人気キャラクター「すみっコぐらし」を原作とした劇場版の第1作である『映画すみっコぐらし とびだす絵本とひみつのコ』の解説・考察をしていく。
1.作品概要
監督:まんきゅう
脚本:角田貴志
製作:日本すみっコぐらし協会 映画部
製作国:日本
配給:アスミック・エース
時間:66分
公開:2019年11月8日
出演:井ノ原快彦、本上まなみ(共にナレーション)
2.あらすじ
ある日の午後、お気に入りの喫茶店「喫茶すみっコ」を訪れたすみっコたちが注文した料理を待っていると、地下室から謎の物音が聞こえてくる。音の正体を確かめに行ったすみっコたちは、そこで1冊の飛び出す絵本を発見する。(映画.comより引用)
3.主な受賞・選出
- 第29回日本映画批評家大賞 アニメーション作品賞
4.作品の見どころ・考察
すみっコたちの説明
本作は劇場版第1作ということで、すみっコたちのキャラクターが簡単に説明される。
コンテンツとしてのすみっコぐらしというキャラクターは当然知っていたが、名前や個々の性格などは詳細に知らなかったため、はじめて触れる観客にも作品に入りやすい配慮がされている。
すみっコたちの成長
すみっコたちは「桃太郎」や「アラジン」、「赤ずきん」など誰でも知ってる物語を下敷きに次々と旅をすることになり、道中で「ひよこ」と出会う。
ひよこは自分が誰だか分からず、家への帰り方も分からないがすみっコたちと旅を続ける中で、アイデンティティーや居場所を求めるようになる。そんなひよこに、すみっコたちは時に励まし、時にはそっと寄り添いながらひよこの冒険をサポートする。
この姿は、社会や日々の生活に疲労感や孤独感を感じてたことのある方なら心にしみるような演出だ。
ひよこの決断
ラスト、ひよこはある決断をしなければならないが、その決断に「そうだね、もう一人じゃないもんね」と思わず涙がこぼれた。

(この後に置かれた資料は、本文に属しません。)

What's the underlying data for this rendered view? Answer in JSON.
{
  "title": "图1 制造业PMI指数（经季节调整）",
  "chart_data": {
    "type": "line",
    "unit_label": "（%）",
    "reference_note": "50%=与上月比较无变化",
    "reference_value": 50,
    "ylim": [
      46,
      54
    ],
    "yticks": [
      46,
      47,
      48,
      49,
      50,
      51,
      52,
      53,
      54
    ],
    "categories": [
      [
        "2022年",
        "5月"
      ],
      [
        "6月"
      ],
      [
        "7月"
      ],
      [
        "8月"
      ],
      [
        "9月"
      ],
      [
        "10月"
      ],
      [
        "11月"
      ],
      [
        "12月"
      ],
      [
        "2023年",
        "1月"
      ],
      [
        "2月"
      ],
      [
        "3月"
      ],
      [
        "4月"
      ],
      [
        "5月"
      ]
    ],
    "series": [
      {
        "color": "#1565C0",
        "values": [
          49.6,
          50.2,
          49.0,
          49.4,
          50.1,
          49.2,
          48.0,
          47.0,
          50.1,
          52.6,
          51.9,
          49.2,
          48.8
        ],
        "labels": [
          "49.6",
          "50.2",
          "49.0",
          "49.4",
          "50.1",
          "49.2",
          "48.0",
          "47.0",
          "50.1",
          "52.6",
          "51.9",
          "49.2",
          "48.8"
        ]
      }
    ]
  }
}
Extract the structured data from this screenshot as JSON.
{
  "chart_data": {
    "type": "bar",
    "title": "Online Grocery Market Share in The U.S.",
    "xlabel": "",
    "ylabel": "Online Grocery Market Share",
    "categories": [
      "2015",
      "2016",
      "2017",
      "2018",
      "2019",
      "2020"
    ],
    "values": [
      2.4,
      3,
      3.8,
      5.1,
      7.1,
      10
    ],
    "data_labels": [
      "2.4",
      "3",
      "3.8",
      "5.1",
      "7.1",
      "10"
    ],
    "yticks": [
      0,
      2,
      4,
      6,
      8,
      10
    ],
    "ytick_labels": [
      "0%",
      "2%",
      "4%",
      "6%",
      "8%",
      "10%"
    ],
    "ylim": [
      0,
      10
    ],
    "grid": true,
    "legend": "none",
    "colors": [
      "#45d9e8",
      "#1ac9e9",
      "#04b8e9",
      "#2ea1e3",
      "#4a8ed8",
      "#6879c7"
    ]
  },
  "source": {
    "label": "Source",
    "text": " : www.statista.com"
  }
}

本作は「大人も泣ける」と謳っているが、『クレヨンしんちゃん 嵐を呼ぶ!オトナ帝国の逆襲』と同様に、様々な経験をした「大人こそ泣ける」作品なのではないかと思わされる。
5.個人的にマイナスだった点
ナレーション
本作では「イメージが損なわれたり、違和感を覚えてほしくないため声をあてないでほしい」という原作者の強い想いがあったため、吹き出しや文字で表現される。
それ以外をナレーションで補完するスタイルなのだが、このナレーションが本職ではない俳優2人が担当しているため、お世辞にも上手いとは言い難い。
2人のネームバリューは強いが、ナレーターや声優など声を生業としている方に担当してもらいたかった。
6.総評
低年齢層をターゲットにしているため間延びしたり展開が唐突だったりと欠点もあるが、彼らの愛らしさにそれらも微笑ましく思える。
口コミで評判が広まり連日大人が劇場に足を運ぶなど、制作陣の予想以上のヒットとなったらしいが、仕事終わりにすみっコたちに癒しを求めるのも納得だ。
時間も1時間ほどで、疲れた日や寝る前に観るにも程よい長さで、多くの”すみっコ”たちの心の支えになりそうな作品だ。
7.こぼれ話
- たれぱんだ、アフロ犬、リラックマなど数々のキャラクターを世に送り出してきたサンエックス株式会社の初めてのアニメ映画。